'Secret' of WWII: Italian-Americans forced to move
Were branded 'enemy aliens'
September 21, 1997
Web posted at: 7:53 p.m. EDT (2353 GMT)
SAN FRANCISCO (CNN) -- More than 50 years after World War II,
there is one incident from that era that remains in the
shadows -- the forced relocation of some U.S. residents of
Italian ancestry from their homes.
Now, some Italian-Americans believe the federal government
needs to own up to that history. A bill introduced in
Congress would force the government to disclose all that it
knows about the episode.
"We're not asking for monetary compensation," says Rose
Scudero, who was 12 when she and her mother, who was an
Italian citizen, were forced to leave their home. "We want it
documented. We want the government to acknowledge it
In the hysteria that accompanied the outbreak of World War
II, many Japanese citizens on the West Coast were forced into
internment camps, an episode for which the government has
apologized and paid compensation to survivors.
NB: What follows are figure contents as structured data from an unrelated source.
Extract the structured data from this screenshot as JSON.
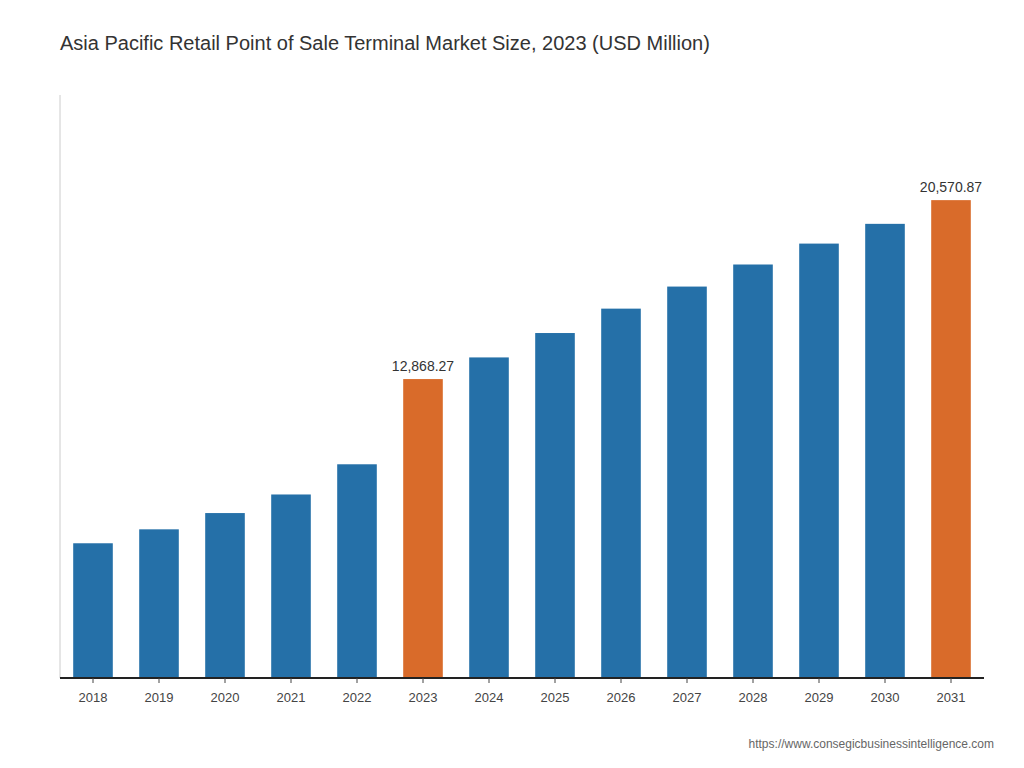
{
  "chart_data": {
    "type": "bar",
    "title": "Asia Pacific Retail Point of Sale Terminal Market Size, 2023 (USD Million)",
    "categories": [
      "2018",
      "2019",
      "2020",
      "2021",
      "2022",
      "2023",
      "2024",
      "2025",
      "2026",
      "2027",
      "2028",
      "2029",
      "2030",
      "2031"
    ],
    "values": [
      5800,
      6400,
      7100,
      7900,
      9200,
      12868.27,
      13800,
      14850,
      15900,
      16850,
      17800,
      18700,
      19550,
      20570.87
    ],
    "value_labels": [
      null,
      null,
      null,
      null,
      null,
      "12,868.27",
      null,
      null,
      null,
      null,
      null,
      null,
      null,
      "20,570.87"
    ],
    "colors": [
      "#2570a8",
      "#2570a8",
      "#2570a8",
      "#2570a8",
      "#2570a8",
      "#d96b2a",
      "#2570a8",
      "#2570a8",
      "#2570a8",
      "#2570a8",
      "#2570a8",
      "#2570a8",
      "#2570a8",
      "#d96b2a"
    ],
    "ylim": [
      0,
      25096.4614
    ],
    "data_labels": true,
    "tick_labels": "x",
    "grid": false,
    "annotations": [
      "https://www.consegicbusinessintelligence.com"
    ]
  }
}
But the United States was also at war with Mussolini's Italy,
and Italian-Americans also were branded "enemy aliens" and
told to move out of certain areas. Even the fisherman father
of baseball great Joe DiMaggio, who had a 56-game hitting
streak in 1941, was told he could not fish San Francisco Bay
or visit the city.
In Pittsburg, California, 2,000 Italians were told to leave.
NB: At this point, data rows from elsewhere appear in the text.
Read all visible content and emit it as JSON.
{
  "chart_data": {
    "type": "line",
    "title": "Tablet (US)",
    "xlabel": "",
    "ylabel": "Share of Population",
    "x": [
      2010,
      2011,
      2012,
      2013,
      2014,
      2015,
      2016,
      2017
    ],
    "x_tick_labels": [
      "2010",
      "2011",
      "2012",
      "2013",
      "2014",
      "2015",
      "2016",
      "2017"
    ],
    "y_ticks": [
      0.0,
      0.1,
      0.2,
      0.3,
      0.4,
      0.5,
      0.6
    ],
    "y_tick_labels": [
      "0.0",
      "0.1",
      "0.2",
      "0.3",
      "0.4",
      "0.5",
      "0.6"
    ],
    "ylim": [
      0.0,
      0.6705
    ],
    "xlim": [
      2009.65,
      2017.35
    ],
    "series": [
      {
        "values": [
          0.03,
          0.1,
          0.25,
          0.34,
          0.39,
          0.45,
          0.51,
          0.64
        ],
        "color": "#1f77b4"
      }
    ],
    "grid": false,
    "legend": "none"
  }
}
Many were fishermen, and their boats were confiscated.
"Some of them lost their homes. They had no way of making a
living, and so a lot of the things they had, they lost," says
Pat Firpo of the Pittsburg Historical Society.
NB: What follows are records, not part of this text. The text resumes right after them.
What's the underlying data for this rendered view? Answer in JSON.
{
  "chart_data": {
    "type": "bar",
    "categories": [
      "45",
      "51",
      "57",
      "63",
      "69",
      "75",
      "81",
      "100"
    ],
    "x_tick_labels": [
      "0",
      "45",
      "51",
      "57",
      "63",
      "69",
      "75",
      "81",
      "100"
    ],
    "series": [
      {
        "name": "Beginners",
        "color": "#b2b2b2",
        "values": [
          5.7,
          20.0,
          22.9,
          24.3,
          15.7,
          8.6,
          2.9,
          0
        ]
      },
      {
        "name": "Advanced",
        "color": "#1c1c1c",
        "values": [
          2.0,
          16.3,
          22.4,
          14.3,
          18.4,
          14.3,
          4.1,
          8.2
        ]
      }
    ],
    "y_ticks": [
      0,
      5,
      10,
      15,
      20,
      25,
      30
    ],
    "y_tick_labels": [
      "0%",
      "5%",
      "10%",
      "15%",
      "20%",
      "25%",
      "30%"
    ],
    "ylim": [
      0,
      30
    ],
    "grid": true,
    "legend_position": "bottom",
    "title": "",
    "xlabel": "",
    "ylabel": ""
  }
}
"They didn't fully explain to these people why they did
this," says Scudero. "They felt they had done something
wrong. They felt so guilty."
Because housing was scare in wartime, many of those who were
dislocated had difficulty finding somewhere to live. One
woman even took up residence in a chicken coop.
At the same time, the sons of these so-called "enemy aliens"
went off to fight for the United States.
Bringing attention to what happened during this episode is an
exhibit of photographs and artifacts, called "The Secret
Story." It has been traveling around the country since 1994
and is scheduled to open in Washington, D.C., next week.
Also, two books have been written, compiling oral tales of
the plight of the dislocated Italian-Americans. But five
decades after the fact, there are still no official
historical accounts of the episode.
Most of those forced to leave are no longer alive. Now, their
sons and daughters are trying to make sure that what their
parents endured is not forgotten.
Correspondent Rusty Dornin contributed to this report.